The move to digitisation has also generated immense opportunities for start-ups, small and medium-sized companies who can now reach out to a global audience. Over time, companies with strong digital services will be able to cut back on physical locations and one to one engagement with virtual options. This, in turn, will help in reducing overhead costs, not to mention insuring their businesses against future economic slowdowns.
Flexibility in operations
As India slowly comes out of the lockdown, businesses are grappling with the challenge of bringing people back to work and helping them adapt to the 'new normal.' And with the threat of a new wave of infection looming on the horizon, most companies are struggling with the uncertainty of further impact on business. Most sectors are already seeing companies operate at a reduced capacity to comply with social distancing and other new safety measures. Employee welfare thus plays a large part in ensuring not just the safety of the workforce but also the business. Companies, therefore, will need to make the move towards building smaller, more agile teams with flexible shifts to meet social distancing protocols. Providing employees with safety equipment such as masks and PPE suits where necessary will also play a key role in ensuring safety. Allowing employees to work remotely, where possible, is also another option to ensure employee welfare and business continuity. Thus, once again, businesses will need to re-examine day to day operations, building in more flexibility and adaptability.
The successful adoption of digital technology has helped businesses streamline operations as well as examine their impact on the environment
Engaging all stakeholders
One of the positive impacts of the coronavirus pandemic is that it has jolted executives out of their set ways of thinking and making decisions.
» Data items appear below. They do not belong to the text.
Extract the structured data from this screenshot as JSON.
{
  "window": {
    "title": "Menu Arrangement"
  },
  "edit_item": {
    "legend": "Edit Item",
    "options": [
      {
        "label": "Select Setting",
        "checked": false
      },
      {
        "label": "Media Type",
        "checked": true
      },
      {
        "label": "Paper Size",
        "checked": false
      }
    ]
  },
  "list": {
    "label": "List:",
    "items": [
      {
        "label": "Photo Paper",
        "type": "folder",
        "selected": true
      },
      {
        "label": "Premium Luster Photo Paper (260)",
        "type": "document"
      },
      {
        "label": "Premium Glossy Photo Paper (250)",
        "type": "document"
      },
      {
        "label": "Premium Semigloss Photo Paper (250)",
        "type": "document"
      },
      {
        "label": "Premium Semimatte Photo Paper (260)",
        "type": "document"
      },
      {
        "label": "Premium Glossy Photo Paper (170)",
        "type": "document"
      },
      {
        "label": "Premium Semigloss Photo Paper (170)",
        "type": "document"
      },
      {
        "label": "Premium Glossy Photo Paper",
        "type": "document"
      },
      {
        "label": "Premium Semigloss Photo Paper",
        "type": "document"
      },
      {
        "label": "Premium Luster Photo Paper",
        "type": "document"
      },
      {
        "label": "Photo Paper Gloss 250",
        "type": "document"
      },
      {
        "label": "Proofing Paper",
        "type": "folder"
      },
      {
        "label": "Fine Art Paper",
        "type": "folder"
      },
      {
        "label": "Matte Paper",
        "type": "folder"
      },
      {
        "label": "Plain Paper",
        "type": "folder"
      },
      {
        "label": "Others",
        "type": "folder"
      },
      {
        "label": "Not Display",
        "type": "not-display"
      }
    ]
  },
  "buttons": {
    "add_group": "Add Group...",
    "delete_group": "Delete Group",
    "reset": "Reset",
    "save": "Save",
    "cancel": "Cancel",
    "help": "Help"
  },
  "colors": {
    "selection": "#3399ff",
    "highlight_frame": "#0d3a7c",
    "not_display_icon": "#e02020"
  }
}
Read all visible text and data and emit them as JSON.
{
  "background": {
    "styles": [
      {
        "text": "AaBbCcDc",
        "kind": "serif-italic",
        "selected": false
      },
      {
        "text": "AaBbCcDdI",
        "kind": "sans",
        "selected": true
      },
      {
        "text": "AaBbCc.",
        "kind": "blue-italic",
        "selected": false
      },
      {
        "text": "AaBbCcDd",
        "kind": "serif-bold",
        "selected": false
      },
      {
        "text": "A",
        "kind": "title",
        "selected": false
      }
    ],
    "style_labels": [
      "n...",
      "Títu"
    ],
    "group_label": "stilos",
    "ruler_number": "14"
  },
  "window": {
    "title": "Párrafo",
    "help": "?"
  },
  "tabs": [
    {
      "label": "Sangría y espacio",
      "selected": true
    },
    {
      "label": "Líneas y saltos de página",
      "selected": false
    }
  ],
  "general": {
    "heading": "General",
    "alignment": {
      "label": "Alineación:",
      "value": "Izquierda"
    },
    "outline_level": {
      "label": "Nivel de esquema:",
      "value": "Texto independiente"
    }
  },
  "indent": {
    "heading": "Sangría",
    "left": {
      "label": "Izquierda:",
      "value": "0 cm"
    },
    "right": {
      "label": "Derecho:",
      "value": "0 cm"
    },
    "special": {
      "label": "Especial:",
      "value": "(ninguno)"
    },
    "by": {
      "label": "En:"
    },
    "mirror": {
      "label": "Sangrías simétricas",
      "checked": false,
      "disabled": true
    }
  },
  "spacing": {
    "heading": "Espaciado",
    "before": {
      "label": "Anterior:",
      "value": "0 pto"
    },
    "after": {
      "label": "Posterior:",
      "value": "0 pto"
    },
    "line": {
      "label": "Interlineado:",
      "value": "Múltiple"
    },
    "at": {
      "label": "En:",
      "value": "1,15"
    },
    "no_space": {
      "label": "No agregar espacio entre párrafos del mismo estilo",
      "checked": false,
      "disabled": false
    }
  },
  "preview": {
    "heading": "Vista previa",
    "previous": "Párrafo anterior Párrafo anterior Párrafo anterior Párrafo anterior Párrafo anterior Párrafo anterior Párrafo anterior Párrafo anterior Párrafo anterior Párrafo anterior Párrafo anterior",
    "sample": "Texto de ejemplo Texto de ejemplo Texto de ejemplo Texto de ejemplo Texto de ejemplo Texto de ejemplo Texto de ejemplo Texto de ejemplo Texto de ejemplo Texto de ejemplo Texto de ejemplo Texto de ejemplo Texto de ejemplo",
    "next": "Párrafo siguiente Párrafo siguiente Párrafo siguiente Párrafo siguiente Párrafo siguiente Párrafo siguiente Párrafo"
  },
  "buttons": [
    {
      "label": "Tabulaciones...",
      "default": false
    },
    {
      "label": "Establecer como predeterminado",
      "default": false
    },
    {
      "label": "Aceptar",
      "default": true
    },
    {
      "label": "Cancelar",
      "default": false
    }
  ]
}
Businesses are increasingly looking at the impact of their businesses overall, engaging all stakeholders instead of a select few.
The increasing success of video conferencing, for example, has thrown the need for frequent corporate travel into sharp focus. Businesses are now also examining the positive and negative impacts of their day to day operations on the envenoming and local communities. Executive boards are now accounting for systemic impacts on all stakeholders from employees and consumers to the local communities and environment. Many are making the move to or are considering adopting more sustainable models for doing business.